Clerk, Court of Appeals

of Wisconsin

    A party may file with the Supreme Court a petition to review an adverse decision by the Court of Appeals.  See § 808.10 and Rule 809.62, Stats.


 

 

 

No.    97-2983

 

 

STATE OF WISCONSIN

 

IN COURT OF APPEALS

DISTRICT I

 

 

Sean Simpson,

 

                             Plaintiff-Appellant,

 

              v.

 

Camelot Music,

 

                             Defendant-Respondent.

 

 

 

 

                        APPEAL from a judgment of the circuit court for Milwaukee County:  Michael G. Malmstadt, Judge.  Affirmed. 

                        SCHUDSON, J.[1]     Sean Simpson, pro se, appeals from the small claims court judgment awarding him $13.69 damages against Camelot Music.  He argues that the court erred in amending the original judgment that had also ordered Camelot to pay him $80.00 for service and filing fees.  This court affirms.

                        On April 25, 1996, Simpson filed a complaint against Camelot alleging that he had not been allowed in the Camelot Music store and, as a result, had not been able to return an unopened compact disc that he had wanted to return for a $13.69 refund.  The court record includes Simpson’s petition for waiver of fees/costs and affidavit of indigency and Simpson’s complaint stamped, “ORDER SIGNED WAIVING COSTS.”  Simpson does not dispute that he was not required to pay the service and filing fees.

                        When Camelot failed to appear at the court trial on August 15, 1996, a default judgment was entered for $13.69 damages, $20.00 service, and $60.00 filing fees.  On appeal, Simpson does not dispute the explanation Camelot provides in its brief to this court:

Camelot Music was unaware of this default judgment until May 19, 1997, when Mr.
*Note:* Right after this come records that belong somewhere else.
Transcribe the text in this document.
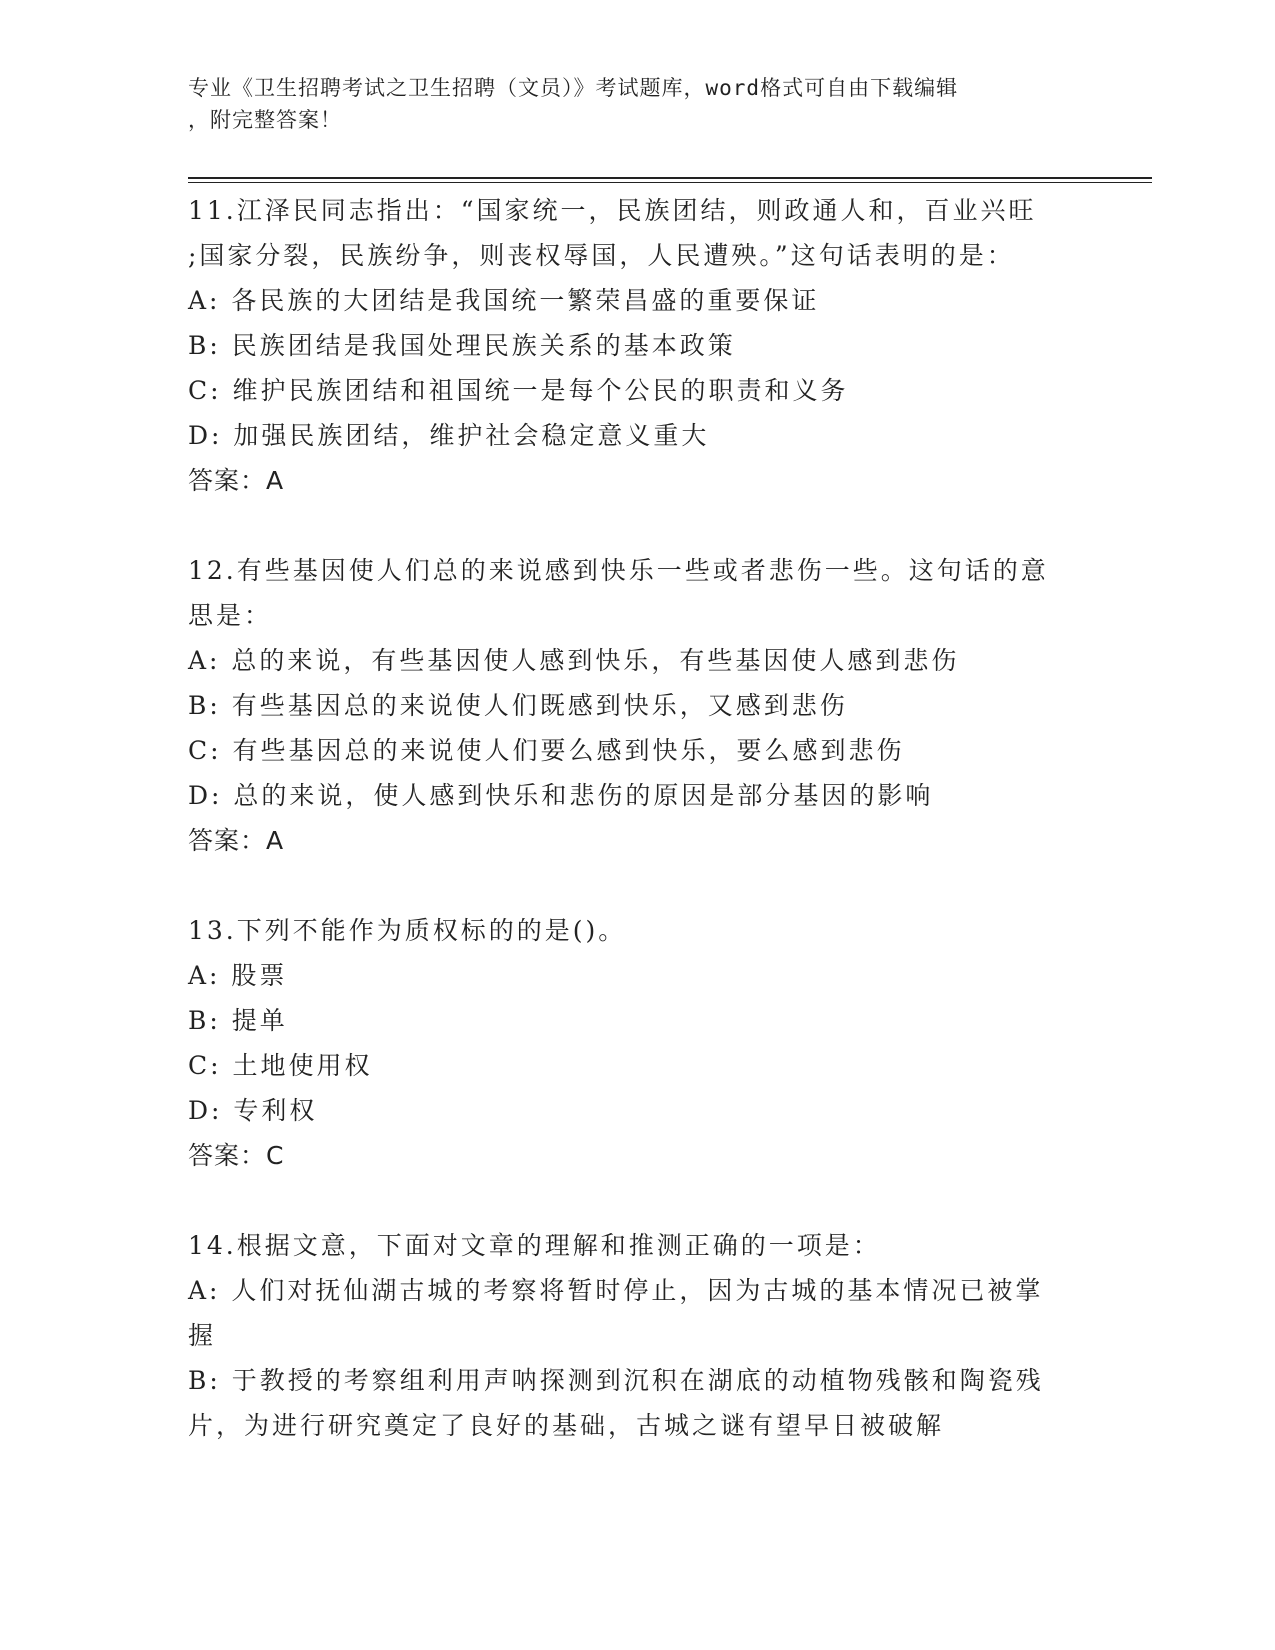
专业《卫生招聘考试之卫生招聘（文员）》考试题库，word格式可自由下载编辑
，附完整答案！

11.江泽民同志指出：“国家统一，民族团结，则政通人和，百业兴旺

;国家分裂，民族纷争，则丧权辱国，人民遭殃。”这句话表明的是：

A: 各民族的大团结是我国统一繁荣昌盛的重要保证

B: 民族团结是我国处理民族关系的基本政策

C: 维护民族团结和祖国统一是每个公民的职责和义务

D: 加强民族团结，维护社会稳定意义重大

答案：A

12.有些基因使人们总的来说感到快乐一些或者悲伤一些。这句话的意

思是：

A: 总的来说，有些基因使人感到快乐，有些基因使人感到悲伤

B: 有些基因总的来说使人们既感到快乐，又感到悲伤

C: 有些基因总的来说使人们要么感到快乐，要么感到悲伤

D: 总的来说，使人感到快乐和悲伤的原因是部分基因的影响

答案：A

13.下列不能作为质权标的的是()。

A: 股票

B: 提单

C: 土地使用权

D: 专利权

答案：C

14.根据文意，下面对文章的理解和推测正确的一项是：

A: 人们对抚仙湖古城的考察将暂时停止，因为古城的基本情况已被掌

握

B: 于教授的考察组利用声呐探测到沉积在湖底的动植物残骸和陶瓷残

片，为进行研究奠定了良好的基础，古城之谜有望早日被破解
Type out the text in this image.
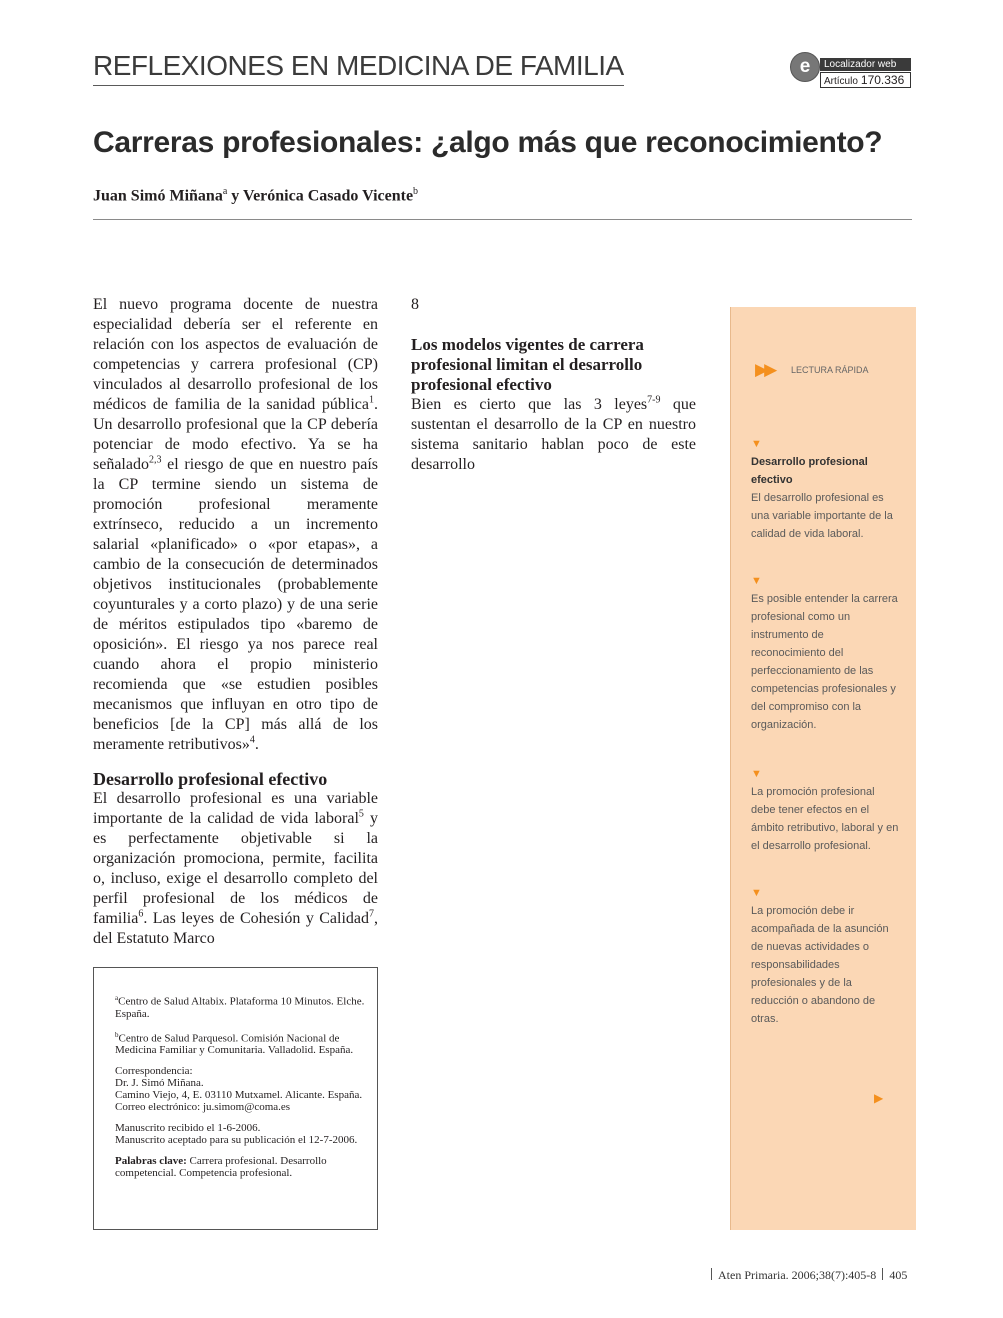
REFLEXIONES EN MEDICINA DE FAMILIA	e	Localizador web
Artículo 170.336
Carreras profesionales: ¿algo más que reconocimiento?
Juan Simó Miñana$^a$ y Verónica Casado Vicente$^b$

El nuevo programa docente de nuestra especialidad debería ser el referente en relación con los aspectos de evaluación de competencias y carrera profesional (CP) vinculados al desarrollo profesional de los médicos de familia de la sanidad pública$^1$. Un desarrollo profesional que la CP debería potenciar de modo efectivo. Ya se ha señalado$^{2,3}$ el riesgo de que en nuestro país la CP termine siendo un sistema de promoción profesional meramente extrínseco, reducido a un incremento salarial «planificado» o «por etapas», a cambio de la consecución de determinados objetivos institucionales (probablemente coyunturales y a corto plazo) y de una serie de méritos estipulados tipo «baremo de oposición». El riesgo ya nos parece real cuando ahora el propio ministerio recomienda que «se estudien posibles mecanismos que influyan en otro tipo de beneficios [de la CP] más allá de los meramente retributivos»$^4$.

Desarrollo profesional efectivo

El desarrollo profesional es una variable importante de la calidad de vida laboral$^5$ y es perfectamente objetivable si la organización promociona, permite, facilita o, incluso, exige el desarrollo completo del perfil profesional de los médicos de familia$^6$. Las leyes de Cohesión y Calidad$^7$, del Estatuto Marco

$^a$Centro de Salud Altabix. Plataforma 10 Minutos. Elche. España.

$^b$Centro de Salud Parquesol. Comisión Nacional de Medicina Familiar y Comunitaria. Valladolid. España.

Correspondencia:
Dr. J. Simó Miñana.
Camino Viejo, 4, E. 03110 Mutxamel. Alicante. España.
Correo electrónico: ju.simom@coma.es

Manuscrito recibido el 1-6-2006.
Manuscrito aceptado para su publicación el 12-7-2006.

Palabras clave: Carrera profesional. Desarrollo competencial. Competencia profesional.

8

Los modelos vigentes de carrera profesional limitan el desarrollo profesional efectivo

Bien es cierto que las 3 leyes$^{7-9}$ que sustentan el desarrollo de la CP en nuestro sistema sanitario hablan poco de este desarrollo

▶▶ LECTURA RÁPIDA
▼
Desarrollo profesional efectivo
El desarrollo profesional es una variable importante de la calidad de vida laboral.
▼
Es posible entender la carrera profesional como un instrumento de reconocimiento del perfeccionamiento de las competencias profesionales y del compromiso con la organización.
▼
La promoción profesional debe tener efectos en el ámbito retributivo, laboral y en el desarrollo profesional.
▼
La promoción debe ir acompañada de la asunción de nuevas actividades o responsabilidades profesionales y de la reducción o abandono de otras.
▶
Aten Primaria. 2006;38(7):405-8 405
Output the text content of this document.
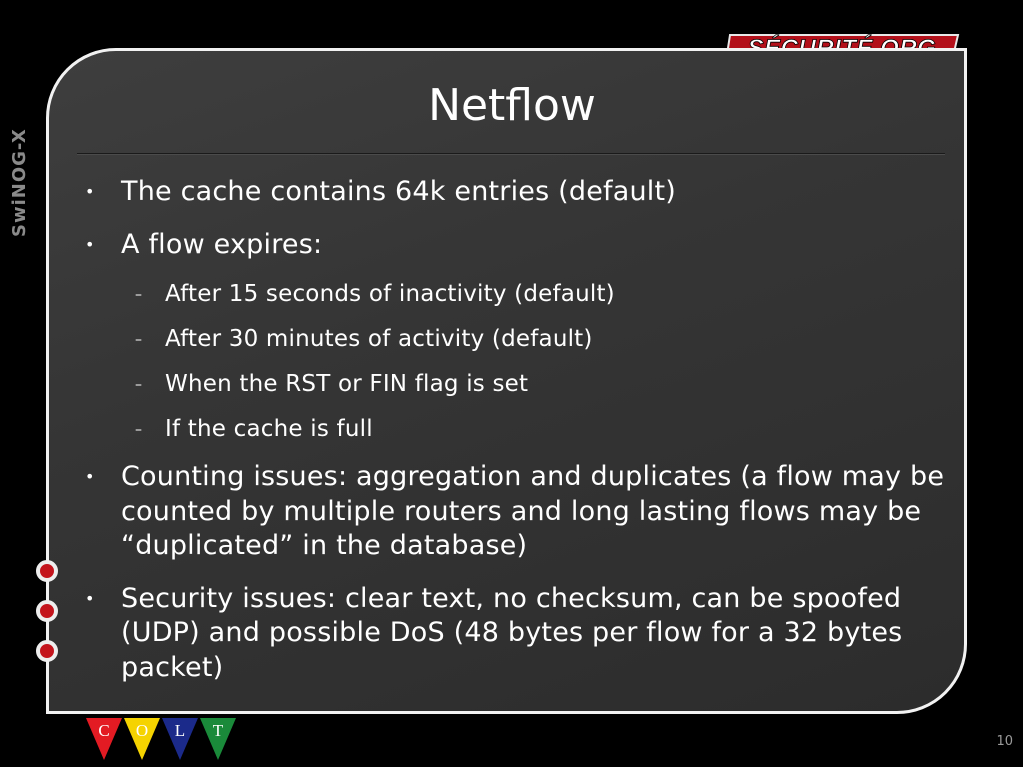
SwiNOG-X
Netflow
• The cache contains 64k entries (default)
• A flow expires:
– After 15 seconds of inactivity (default)
– After 30 minutes of activity (default)
– When the RST or FIN flag is set
– If the cache is full
• Counting issues: aggregation and duplicates (a flow may be counted by multiple routers and long lasting flows may be “duplicated” in the database)
• Security issues: clear text, no checksum, can be spoofed (UDP) and possible DoS (48 bytes per flow for a 32 bytes packet)
C O L T
10
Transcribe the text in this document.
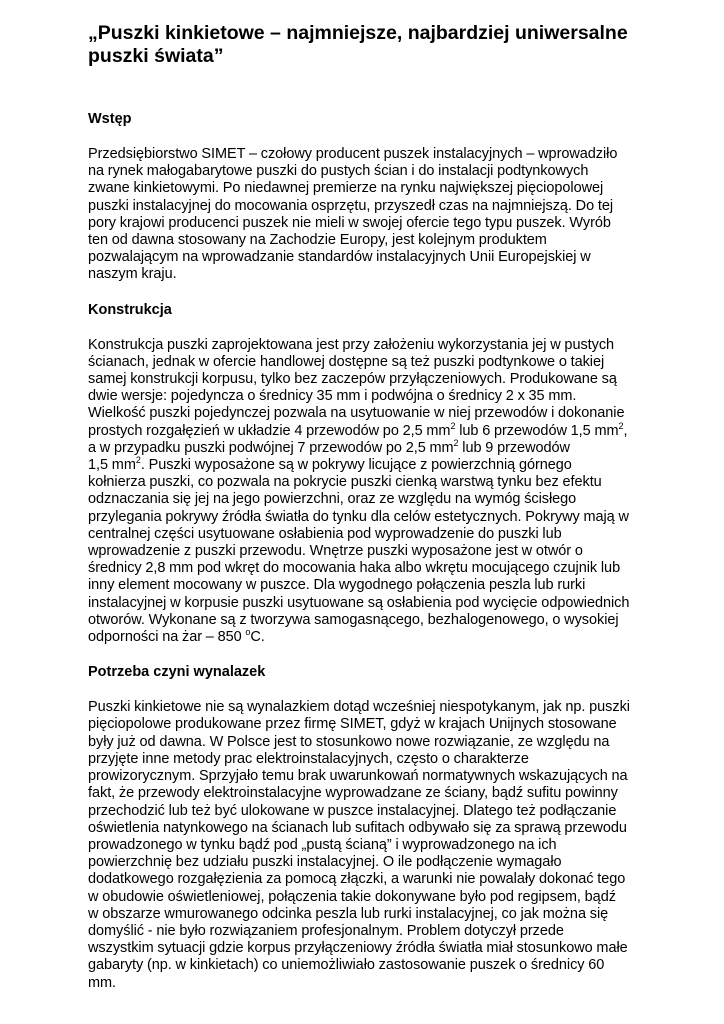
„Puszki kinkietowe – najmniejsze, najbardziej uniwersalne
puszki świata”
Wstęp
Przedsiębiorstwo SIMET – czołowy producent puszek instalacyjnych – wprowadziło
na rynek małogabarytowe puszki do pustych ścian i do instalacji podtynkowych
zwane kinkietowymi. Po niedawnej premierze na rynku największej pięciopolowej
puszki instalacyjnej do mocowania osprzętu, przyszedł czas na najmniejszą. Do tej
pory krajowi producenci puszek nie mieli w swojej ofercie tego typu puszek. Wyrób
ten od dawna stosowany na Zachodzie Europy, jest kolejnym produktem
pozwalającym na wprowadzanie standardów instalacyjnych Unii Europejskiej w
naszym kraju.
Konstrukcja
Konstrukcja puszki zaprojektowana jest przy założeniu wykorzystania jej w pustych
ścianach, jednak w ofercie handlowej dostępne są też puszki podtynkowe o takiej
samej konstrukcji korpusu, tylko bez zaczepów przyłączeniowych. Produkowane są
dwie wersje: pojedyncza o średnicy 35 mm i podwójna o średnicy 2 x 35 mm.
Wielkość puszki pojedynczej pozwala na usytuowanie w niej przewodów i dokonanie
prostych rozgałęzień w układzie 4 przewodów po 2,5 $mm^2$ lub 6 przewodów 1,5 $mm^2$,
a w przypadku puszki podwójnej 7 przewodów po 2,5 $mm^2$ lub 9 przewodów
1,5 $mm^2$. Puszki wyposażone są w pokrywy licujące z powierzchnią górnego
kołnierza puszki, co pozwala na pokrycie puszki cienką warstwą tynku bez efektu
odznaczania się jej na jego powierzchni, oraz ze względu na wymóg ścisłego
przylegania pokrywy źródła światła do tynku dla celów estetycznych. Pokrywy mają w
centralnej części usytuowane osłabienia pod wyprowadzenie do puszki lub
wprowadzenie z puszki przewodu. Wnętrze puszki wyposażone jest w otwór o
średnicy 2,8 mm pod wkręt do mocowania haka albo wkrętu mocującego czujnik lub
inny element mocowany w puszce. Dla wygodnego połączenia peszla lub rurki
instalacyjnej w korpusie puszki usytuowane są osłabienia pod wycięcie odpowiednich
otworów. Wykonane są z tworzywa samogasnącego, bezhalogenowego, o wysokiej
odporności na żar – 850 $^o$C.
Potrzeba czyni wynalazek
Puszki kinkietowe nie są wynalazkiem dotąd wcześniej niespotykanym, jak np. puszki
pięciopolowe produkowane przez firmę SIMET, gdyż w krajach Unijnych stosowane
były już od dawna. W Polsce jest to stosunkowo nowe rozwiązanie, ze względu na
przyjęte inne metody prac elektroinstalacyjnych, często o charakterze
prowizorycznym. Sprzyjało temu brak uwarunkowań normatywnych wskazujących na
fakt, że przewody elektroinstalacyjne wyprowadzane ze ściany, bądź sufitu powinny
przechodzić lub też być ulokowane w puszce instalacyjnej. Dlatego też podłączanie
oświetlenia natynkowego na ścianach lub sufitach odbywało się za sprawą przewodu
prowadzonego w tynku bądź pod „pustą ścianą” i wyprowadzonego na ich
powierzchnię bez udziału puszki instalacyjnej. O ile podłączenie wymagało
dodatkowego rozgałęzienia za pomocą złączki, a warunki nie powalały dokonać tego
w obudowie oświetleniowej, połączenia takie dokonywane było pod regipsem, bądź
w obszarze wmurowanego odcinka peszla lub rurki instalacyjnej, co jak można się
domyślić - nie było rozwiązaniem profesjonalnym. Problem dotyczył przede
wszystkim sytuacji gdzie korpus przyłączeniowy źródła światła miał stosunkowo małe
gabaryty (np. w kinkietach) co uniemożliwiało zastosowanie puszek o średnicy 60
mm.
Simpson filed a petition for a hearing on contempt.  Camelot Music did not appear at the hearing and a contempt order was entered against Camelot Music and Todd Fritz, a Camelot Music employee.  Camelot Music eventually received notice of the contempt order and the default judgment.  Then, in order to prevent Mr. Simpson from recovering costs which were not paid, Camelot Music brought a motion to reduce judgment.

(Citations omitted.)  The small claims court granted Camelot’s motion and amended the judgment.

                        Simpson argues that the small claims court had no authority to amend the judgment because Camelot’s request came more than six months after entry of the original judgment.  See § 806.07, Stats., and § 805.16, Stats.  He offers no authority, however, to counter Camelot’s contention that while § 799.25, Stats., governing payment of costs in small claims actions, provides for “costs in favor of the party recovering judgment,” it allows for assessment of the filing fee only “if paid,” § 799.25(1), Stats., and for assessment of the service fees and other charges only if “paid to the sheriff … or other person serving the summons or any other document,” § 799.25(6), Stats.    

                        Thus, this court agrees with Camelot that the original judgment was a nullity to the extent that it ordered payment of fees that Simpson had not actually paid.  Thus, the small claims court correctly exercised discretion in amending the judgment.  See § 806.07(1)(h), Stats. (judgment may be reduced for “other reasons justifying relief from the operation of the judgment”); see also Price v. Hart, 166 Wis.2d 182, 195, 480 N.W.2d 249, 254 (Ct. App. 1991) (§ 806.07(1)(a) and (h), Stats., “must be construed liberally to allow relief whenever appropriate to accomplish justice”).

                        By the Court.—Judgment affirmed.

                        This opinion will not be published.  See Rule 809.23(1)(b)4, Stats.

 


 



[1]   This appeal is decided by one judge pursuant to § 752.31(2), Stats.